As the first standalone federal agency dedicated to fighting for consumer rights, the Consumer Financial Protection Bureau (CFPB) is making a strong impact on the lives of millions of American consumers. With its emphasis on simplifying the confusing world of financial products and services—from mortgages to credit cards to money transfers—the CFPB has made a difference for Latino consumers across the country.
This Tuesday, the House Committee on Financial Services marked up three new bills aimed at improving the operations of the agency. The bills would help maximize transparency and allow the CFPB to better achieve its mission of consumer protection. Each of these bills would improve the functioning of the CFPB, and each is consistent with the principles put forth in a report assessing the CFPB by the Bipartisan Policy Center (BPC) and Eric Rodriguez, Vice President of the Office of Research, Advocacy, and Legislation at NCLR.

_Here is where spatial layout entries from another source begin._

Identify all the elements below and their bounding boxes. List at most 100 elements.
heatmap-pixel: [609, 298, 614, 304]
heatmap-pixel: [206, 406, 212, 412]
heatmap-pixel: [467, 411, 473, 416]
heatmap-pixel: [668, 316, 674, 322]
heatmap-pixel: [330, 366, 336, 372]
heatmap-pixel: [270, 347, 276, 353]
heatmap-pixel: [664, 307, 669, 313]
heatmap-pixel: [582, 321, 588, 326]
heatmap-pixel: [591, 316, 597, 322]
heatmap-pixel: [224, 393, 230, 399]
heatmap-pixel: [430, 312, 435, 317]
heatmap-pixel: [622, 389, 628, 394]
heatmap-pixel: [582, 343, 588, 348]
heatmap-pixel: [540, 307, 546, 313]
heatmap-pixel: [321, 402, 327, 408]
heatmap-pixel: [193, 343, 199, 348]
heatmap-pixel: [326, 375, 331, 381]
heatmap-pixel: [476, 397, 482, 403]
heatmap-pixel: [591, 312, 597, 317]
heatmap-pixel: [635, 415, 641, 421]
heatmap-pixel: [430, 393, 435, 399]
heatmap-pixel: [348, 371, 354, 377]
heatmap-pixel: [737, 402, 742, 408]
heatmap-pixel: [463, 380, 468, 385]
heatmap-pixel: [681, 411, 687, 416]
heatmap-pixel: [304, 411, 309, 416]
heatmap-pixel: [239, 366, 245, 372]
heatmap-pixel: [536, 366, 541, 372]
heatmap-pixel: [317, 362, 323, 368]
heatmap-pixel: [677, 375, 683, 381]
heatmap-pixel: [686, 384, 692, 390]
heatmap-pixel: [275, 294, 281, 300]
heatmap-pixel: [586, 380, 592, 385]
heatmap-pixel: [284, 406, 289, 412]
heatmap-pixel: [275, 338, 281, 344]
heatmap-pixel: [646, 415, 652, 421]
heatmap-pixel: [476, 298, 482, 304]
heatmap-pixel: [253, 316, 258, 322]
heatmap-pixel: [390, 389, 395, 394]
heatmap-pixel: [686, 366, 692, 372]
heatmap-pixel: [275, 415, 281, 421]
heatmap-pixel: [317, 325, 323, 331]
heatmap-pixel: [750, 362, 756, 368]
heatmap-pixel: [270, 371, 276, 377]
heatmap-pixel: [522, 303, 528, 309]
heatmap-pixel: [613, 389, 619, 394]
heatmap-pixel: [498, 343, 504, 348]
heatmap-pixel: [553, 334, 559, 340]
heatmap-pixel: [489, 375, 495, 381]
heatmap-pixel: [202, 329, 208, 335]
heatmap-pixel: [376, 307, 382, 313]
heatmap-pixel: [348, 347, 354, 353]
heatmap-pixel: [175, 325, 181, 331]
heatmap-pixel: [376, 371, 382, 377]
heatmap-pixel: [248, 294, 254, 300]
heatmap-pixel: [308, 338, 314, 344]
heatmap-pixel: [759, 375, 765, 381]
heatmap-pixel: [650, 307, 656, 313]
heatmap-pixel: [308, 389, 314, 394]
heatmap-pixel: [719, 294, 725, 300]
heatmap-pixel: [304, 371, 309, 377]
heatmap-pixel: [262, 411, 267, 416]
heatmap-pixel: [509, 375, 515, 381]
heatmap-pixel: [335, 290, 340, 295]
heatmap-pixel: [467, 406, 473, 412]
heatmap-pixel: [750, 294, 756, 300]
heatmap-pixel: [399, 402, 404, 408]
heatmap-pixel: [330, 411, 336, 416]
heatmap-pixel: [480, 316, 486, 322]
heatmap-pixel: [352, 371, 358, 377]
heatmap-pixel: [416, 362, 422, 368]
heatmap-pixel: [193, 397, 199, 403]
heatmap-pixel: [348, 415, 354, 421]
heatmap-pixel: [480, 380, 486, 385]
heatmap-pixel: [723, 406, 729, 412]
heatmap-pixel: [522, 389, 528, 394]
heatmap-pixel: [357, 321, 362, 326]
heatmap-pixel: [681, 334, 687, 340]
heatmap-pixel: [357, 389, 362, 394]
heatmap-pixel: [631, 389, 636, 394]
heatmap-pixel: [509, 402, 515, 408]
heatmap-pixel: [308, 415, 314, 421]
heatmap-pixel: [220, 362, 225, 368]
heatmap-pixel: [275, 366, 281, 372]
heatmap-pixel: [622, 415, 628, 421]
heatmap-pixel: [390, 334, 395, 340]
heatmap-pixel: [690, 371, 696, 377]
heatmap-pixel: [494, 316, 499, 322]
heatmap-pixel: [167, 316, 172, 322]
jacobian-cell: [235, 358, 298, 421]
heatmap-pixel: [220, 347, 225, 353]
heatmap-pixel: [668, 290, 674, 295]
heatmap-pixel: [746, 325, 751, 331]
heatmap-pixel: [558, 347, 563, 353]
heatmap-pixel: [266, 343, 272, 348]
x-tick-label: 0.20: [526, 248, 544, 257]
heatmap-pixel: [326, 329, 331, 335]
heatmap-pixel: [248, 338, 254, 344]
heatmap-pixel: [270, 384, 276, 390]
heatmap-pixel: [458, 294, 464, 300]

While the report highlights the difference the CFPB is already making for consumers, it also says that the CFPB could operate more transparently. It recommends that the CFPB “seek greater input from a diverse group of interested parties,” and the “Bureau Guidance Transparency Act” (H.R. 4811) would do just that. By requiring the CFPB to implement a public comment period before issuing guidance, the agency would allow open participation for all affected parties, potentially reducing the chance of legal challenges arising from a lack of consultation.
In a section on funding and accountability, the BPC report also recommends the establishment of an independent CFPB inspector general’s office similar to those maintained by many other federal agencies. Currently, the CFPB shares the inspector general of the Federal Reserve. The “Bureau of Consumer Financial Protection-Inspector General Reform Act of 2013” (H.R. 3770) would change that. The inspector general would have full investigative and reporting powers, be appointed by the president, and work to improve CFPB transparency.
Finally, the “Bureau Advisory Commission Transparency Act” (H.R. 4262) keeps with the spirit of the BPC recommendations by making the CFPB compliant with the Federal Advisory Committee Act (FACA). Though the BPC report doesn’t address FACA directly, implementing it would add a number of transparency-minded changes to the everyday functioning of the CFPB. With this bill, the CFPB would require the agency’s advisory committee to hold open meetings, increase public involvement, and foster transparency across the entire agency.
If enacted, these three bills would make modest, commonsense improvements to the gaps in transparency at the CFPB, facilitating open meetings and maximizing the potential for public input in the regulatory process. With these changes, the CFPB would be better suited to continue advocating for the rights of American consumers and making a difference in the lives of countless Hispanics who rely on diverse financial products.